Custom engine that makes use of one of the ui’s
Use case is Unattended storytelling, with on-demand section rewriting, manual override GUI, automated retry, historical state reversion/resumption at any point in the story
It goes so slow, you actually get to live your life, be with family, while it runs in the background
Slow is the price of >SOTA level writing
GrokiniGPT@reddit
yeah, the brokies(me)
Former-Ad-5757@reddit
Brokies use cloud in this example...
Wear and tear and power usage will raise the bill far over the cost of a few cloud seconds.
beekersavant@reddit
I am looking at something like this as a teacher. Putting my whole curriculum in assignment by assignment as seperate programs. Being able to scan in handwriting and convert to text then grade each rubric item as a seperate program with error checks and human correction with model revision. The 128 gb mini computers seem to be the way to go. Assignments come in in batches of 150 at a time and they take 7 minutes each (about and not counting fatigue). It's very repetitive especially year after year.
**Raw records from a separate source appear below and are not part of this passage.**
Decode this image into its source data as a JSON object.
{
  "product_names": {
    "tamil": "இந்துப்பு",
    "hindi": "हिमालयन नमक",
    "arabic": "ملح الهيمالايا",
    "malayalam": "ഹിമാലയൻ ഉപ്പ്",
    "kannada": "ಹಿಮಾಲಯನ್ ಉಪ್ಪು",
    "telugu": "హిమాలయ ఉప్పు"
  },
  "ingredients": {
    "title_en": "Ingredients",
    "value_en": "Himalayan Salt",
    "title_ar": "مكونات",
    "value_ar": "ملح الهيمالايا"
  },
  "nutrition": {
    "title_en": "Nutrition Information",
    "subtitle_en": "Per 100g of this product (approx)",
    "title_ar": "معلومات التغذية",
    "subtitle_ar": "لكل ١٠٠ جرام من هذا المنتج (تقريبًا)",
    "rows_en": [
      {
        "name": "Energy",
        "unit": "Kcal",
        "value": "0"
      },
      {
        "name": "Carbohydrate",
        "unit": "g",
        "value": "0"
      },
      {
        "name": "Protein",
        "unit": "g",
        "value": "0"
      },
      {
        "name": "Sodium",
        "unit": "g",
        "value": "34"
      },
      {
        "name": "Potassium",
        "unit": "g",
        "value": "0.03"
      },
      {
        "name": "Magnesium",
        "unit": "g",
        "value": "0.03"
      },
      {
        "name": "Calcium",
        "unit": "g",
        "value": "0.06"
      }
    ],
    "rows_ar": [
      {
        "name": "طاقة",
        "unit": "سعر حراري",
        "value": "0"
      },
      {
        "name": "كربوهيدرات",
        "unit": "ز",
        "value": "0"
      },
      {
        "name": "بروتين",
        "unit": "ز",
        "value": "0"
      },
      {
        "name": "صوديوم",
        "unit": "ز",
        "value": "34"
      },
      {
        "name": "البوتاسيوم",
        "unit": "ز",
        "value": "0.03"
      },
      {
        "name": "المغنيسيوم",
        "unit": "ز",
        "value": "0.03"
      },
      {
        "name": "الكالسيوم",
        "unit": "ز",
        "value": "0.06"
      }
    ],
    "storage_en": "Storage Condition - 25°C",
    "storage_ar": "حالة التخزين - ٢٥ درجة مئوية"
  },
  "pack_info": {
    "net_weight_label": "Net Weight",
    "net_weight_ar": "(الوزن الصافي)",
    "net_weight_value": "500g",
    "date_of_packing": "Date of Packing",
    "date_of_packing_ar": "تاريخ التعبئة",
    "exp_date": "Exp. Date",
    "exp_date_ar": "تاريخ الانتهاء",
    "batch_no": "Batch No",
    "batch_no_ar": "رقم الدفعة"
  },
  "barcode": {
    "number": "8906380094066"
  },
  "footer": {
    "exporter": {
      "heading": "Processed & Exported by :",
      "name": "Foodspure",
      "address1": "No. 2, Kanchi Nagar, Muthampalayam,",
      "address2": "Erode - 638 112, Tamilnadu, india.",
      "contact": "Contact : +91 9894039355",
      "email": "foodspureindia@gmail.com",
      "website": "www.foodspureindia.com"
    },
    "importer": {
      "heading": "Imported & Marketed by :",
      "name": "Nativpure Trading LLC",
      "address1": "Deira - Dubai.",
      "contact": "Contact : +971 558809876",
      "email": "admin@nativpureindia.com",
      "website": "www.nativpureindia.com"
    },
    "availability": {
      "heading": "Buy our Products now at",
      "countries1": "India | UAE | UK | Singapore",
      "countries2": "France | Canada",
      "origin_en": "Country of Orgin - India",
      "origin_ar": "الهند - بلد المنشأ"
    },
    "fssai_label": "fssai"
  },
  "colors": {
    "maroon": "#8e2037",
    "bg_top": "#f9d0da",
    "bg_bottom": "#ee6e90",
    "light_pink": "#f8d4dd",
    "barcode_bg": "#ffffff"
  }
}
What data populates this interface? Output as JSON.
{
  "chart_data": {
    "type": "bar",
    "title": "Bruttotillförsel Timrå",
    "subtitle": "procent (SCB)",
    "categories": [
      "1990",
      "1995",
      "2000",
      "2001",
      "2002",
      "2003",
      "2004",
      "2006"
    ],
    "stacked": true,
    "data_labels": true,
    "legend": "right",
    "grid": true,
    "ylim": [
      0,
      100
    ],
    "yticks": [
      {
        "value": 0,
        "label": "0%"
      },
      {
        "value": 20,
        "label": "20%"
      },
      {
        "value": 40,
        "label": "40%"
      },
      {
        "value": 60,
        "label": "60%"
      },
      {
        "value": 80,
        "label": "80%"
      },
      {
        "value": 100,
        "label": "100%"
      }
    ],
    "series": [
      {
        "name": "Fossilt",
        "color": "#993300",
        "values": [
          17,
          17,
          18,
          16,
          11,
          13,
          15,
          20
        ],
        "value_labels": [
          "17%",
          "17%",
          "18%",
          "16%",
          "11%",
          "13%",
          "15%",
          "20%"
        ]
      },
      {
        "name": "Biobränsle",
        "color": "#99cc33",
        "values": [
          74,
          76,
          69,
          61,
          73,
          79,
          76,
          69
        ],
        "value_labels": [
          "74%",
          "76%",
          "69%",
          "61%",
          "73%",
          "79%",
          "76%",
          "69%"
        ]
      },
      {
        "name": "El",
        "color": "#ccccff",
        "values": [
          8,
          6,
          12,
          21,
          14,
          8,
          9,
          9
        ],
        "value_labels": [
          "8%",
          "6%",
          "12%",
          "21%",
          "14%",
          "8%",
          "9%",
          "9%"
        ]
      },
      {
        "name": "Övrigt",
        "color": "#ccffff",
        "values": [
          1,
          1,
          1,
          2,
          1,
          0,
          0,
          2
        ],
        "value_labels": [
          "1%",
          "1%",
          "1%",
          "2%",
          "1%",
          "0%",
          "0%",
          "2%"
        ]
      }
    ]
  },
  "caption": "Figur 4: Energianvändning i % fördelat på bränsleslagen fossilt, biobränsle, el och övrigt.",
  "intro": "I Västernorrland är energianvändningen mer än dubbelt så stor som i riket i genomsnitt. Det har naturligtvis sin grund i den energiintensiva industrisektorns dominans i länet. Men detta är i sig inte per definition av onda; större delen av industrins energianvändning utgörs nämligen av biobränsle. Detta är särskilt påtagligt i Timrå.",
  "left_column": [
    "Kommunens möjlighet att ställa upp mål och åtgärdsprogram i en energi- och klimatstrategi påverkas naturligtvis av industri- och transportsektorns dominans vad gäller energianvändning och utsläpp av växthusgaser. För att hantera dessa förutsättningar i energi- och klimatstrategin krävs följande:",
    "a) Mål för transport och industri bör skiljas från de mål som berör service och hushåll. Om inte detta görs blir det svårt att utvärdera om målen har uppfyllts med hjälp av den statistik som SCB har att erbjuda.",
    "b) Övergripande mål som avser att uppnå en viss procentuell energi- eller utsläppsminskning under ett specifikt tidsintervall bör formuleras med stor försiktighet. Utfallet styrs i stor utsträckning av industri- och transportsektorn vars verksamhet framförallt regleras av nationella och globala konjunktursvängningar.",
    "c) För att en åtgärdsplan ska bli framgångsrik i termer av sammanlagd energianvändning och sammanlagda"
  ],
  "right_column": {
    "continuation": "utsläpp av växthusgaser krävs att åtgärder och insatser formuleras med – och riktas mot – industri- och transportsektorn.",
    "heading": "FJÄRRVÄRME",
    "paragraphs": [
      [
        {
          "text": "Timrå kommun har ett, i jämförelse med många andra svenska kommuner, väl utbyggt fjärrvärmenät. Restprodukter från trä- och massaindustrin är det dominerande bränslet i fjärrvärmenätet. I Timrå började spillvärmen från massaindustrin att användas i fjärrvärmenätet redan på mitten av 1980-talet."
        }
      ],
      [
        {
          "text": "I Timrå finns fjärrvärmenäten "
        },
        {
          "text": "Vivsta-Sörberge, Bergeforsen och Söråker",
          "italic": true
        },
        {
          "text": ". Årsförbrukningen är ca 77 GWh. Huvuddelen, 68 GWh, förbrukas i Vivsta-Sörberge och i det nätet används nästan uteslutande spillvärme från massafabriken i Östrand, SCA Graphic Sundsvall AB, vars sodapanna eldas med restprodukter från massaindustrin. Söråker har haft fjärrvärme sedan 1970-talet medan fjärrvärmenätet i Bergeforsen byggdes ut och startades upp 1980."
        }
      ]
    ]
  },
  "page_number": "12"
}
Anyhow, time constraints are not an issue. It can take a week and I can hand grade odd ones out then update the model. 90% of assignments are just going through the motions. Token speed doesn't seem to matter unless very slow.
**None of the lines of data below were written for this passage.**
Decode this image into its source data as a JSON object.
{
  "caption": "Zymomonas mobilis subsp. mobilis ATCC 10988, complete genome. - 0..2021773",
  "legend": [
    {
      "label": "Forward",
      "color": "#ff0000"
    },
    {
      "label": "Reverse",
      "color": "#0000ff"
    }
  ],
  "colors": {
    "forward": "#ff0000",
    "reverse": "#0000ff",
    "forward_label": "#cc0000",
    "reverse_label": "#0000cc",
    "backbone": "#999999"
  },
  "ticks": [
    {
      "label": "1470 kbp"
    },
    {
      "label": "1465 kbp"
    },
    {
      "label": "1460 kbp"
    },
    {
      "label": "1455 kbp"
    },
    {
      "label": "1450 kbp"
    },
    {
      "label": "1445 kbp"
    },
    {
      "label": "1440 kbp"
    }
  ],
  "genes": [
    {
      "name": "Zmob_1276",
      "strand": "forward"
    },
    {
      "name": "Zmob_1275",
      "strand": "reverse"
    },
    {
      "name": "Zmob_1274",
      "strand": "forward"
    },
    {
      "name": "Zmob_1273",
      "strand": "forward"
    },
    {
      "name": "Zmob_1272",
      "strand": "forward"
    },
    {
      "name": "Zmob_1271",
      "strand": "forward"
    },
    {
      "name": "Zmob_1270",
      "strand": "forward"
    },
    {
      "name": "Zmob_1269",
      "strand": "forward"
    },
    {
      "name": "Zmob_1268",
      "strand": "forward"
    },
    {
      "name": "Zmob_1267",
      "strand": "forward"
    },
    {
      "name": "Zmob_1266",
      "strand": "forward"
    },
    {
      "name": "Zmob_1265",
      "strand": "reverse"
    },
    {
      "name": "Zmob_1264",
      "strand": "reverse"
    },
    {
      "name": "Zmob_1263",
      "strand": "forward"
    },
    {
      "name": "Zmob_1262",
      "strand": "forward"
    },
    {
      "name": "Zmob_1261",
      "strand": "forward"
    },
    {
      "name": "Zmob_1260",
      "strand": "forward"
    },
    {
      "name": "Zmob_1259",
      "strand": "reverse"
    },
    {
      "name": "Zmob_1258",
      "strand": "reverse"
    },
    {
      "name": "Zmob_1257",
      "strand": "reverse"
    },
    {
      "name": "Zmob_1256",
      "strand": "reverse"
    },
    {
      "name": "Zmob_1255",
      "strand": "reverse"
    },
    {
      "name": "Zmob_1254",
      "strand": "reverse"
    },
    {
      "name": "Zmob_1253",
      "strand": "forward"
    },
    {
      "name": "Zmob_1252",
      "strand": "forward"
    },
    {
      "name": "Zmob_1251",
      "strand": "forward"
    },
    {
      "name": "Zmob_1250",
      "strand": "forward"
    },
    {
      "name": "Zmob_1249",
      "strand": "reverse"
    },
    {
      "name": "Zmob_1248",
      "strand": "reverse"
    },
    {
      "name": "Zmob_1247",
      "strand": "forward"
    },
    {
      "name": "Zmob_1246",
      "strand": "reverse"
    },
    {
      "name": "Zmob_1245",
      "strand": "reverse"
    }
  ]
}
TripleSecretSquirrel@reddit
I've been chasing my holy grail of a fully local coding agent. The standard caveats are that I'm not a software engineer, I'm not writing very complex software, and I'm not writing anything for anyone else's use aside from me and maybe a couple friends.
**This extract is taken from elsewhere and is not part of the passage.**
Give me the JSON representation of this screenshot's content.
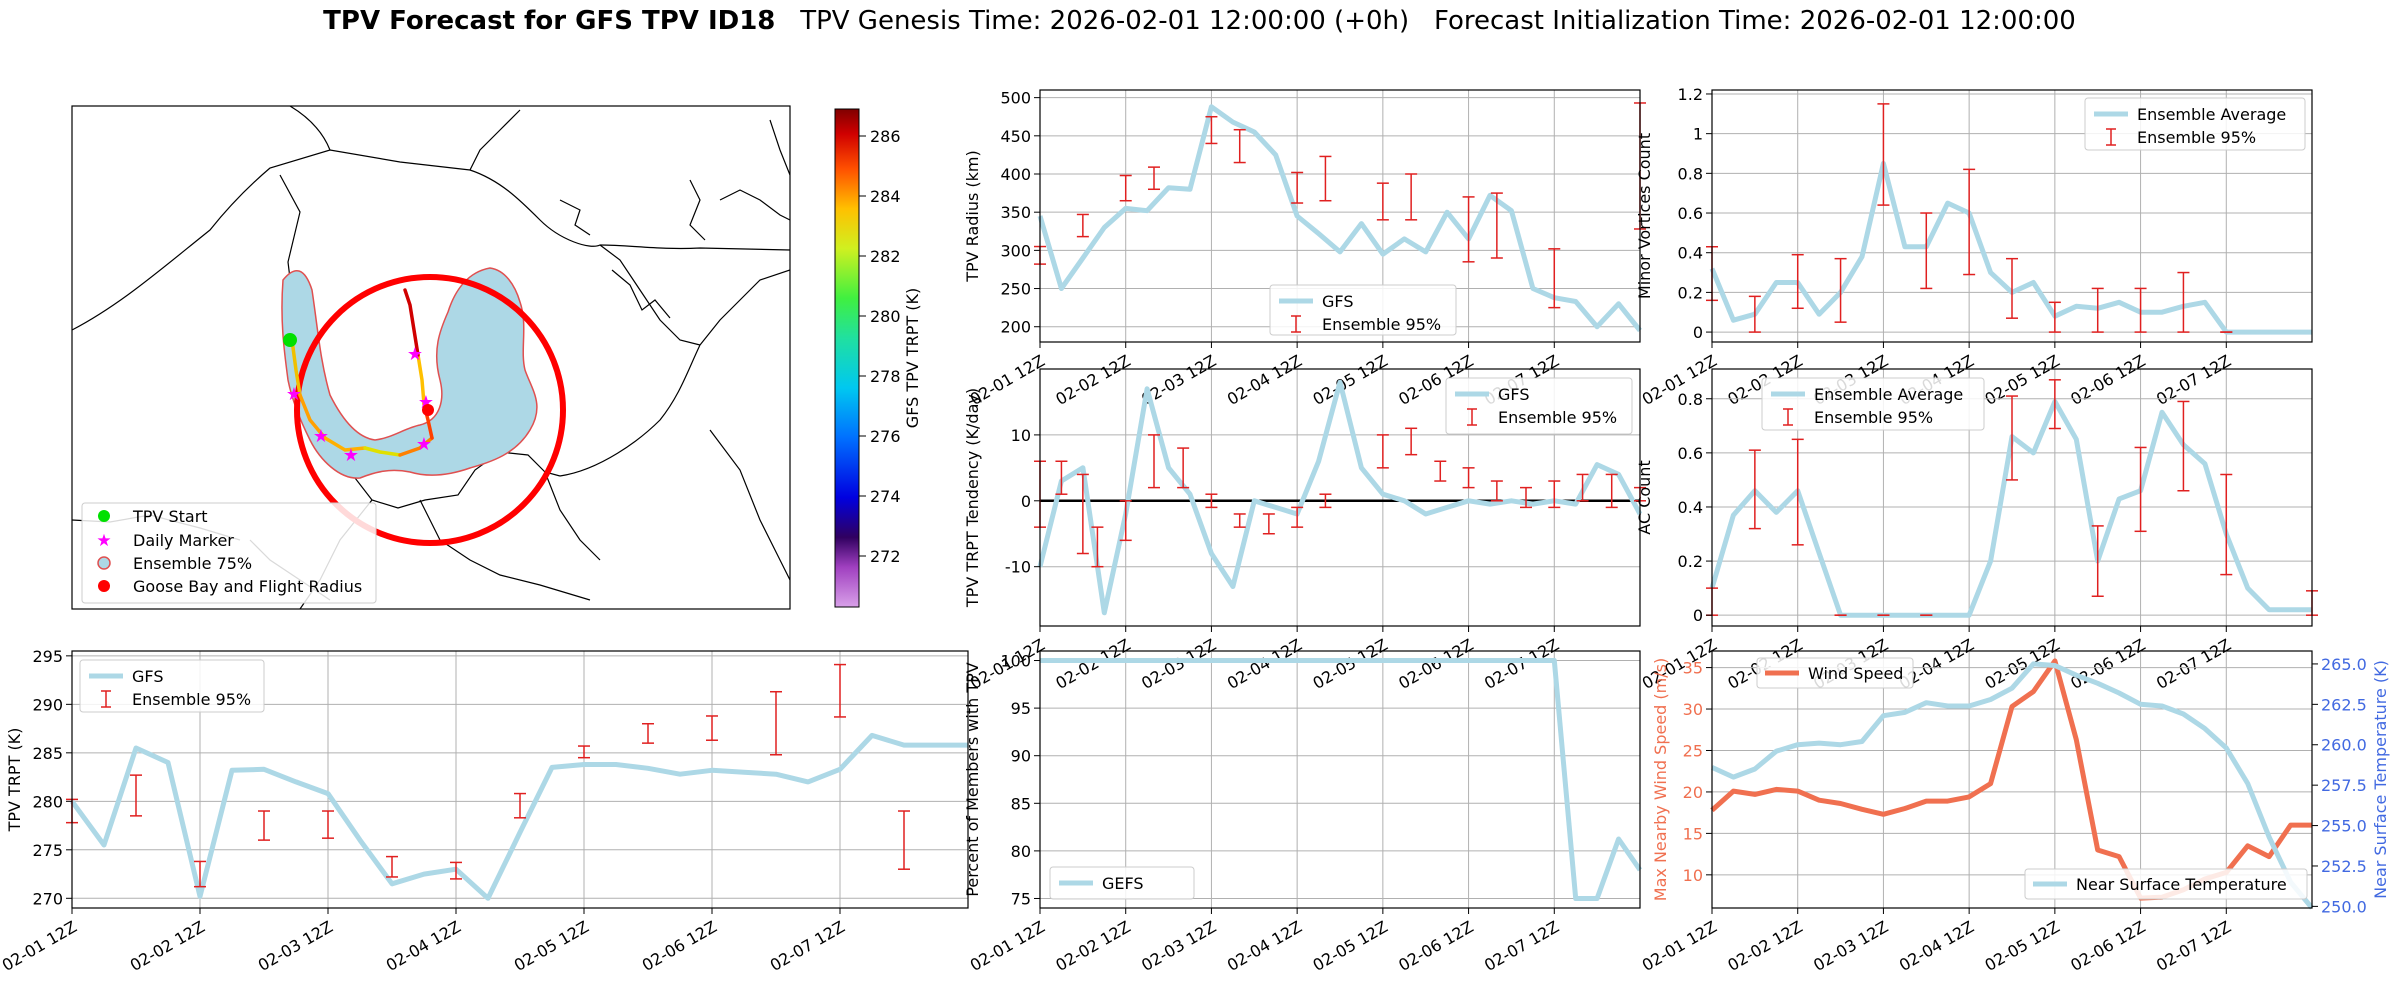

This isn't quite as dramatic as what you're describing of course, but while qwen 3.6 27B is very capable, it takes a long time on my hardware, especially once you have big pools of context built up.
I have an automation script now that keeps my agent coding without needing my input until there's a working prototype. Depending on the size of the project, that can represent several hours of runtime. So I've changed my workflow to run overnight when my electricity is super cheap. I'll conduct a planning session and lay out the sprint, then when I'm getting in bed at night, I ssh into my server from my phone, set it to run, then when I wake up in the morning, I have a working prototype.
Baldur-Norddahl@reddit
The use case is for people doing it for hobby and learning.
For business I am going to claim that most use of the largest models are for coding or agentic workflows. Being very slow is not practical for that.
Many other uses do not actually require the largest models. Use a smaller model and provide the domain knowledge directly. By instructions in system prompt, the use of RAG databases, specific tools etc. Don't need to rely on the build in world knowledge of a 1T model.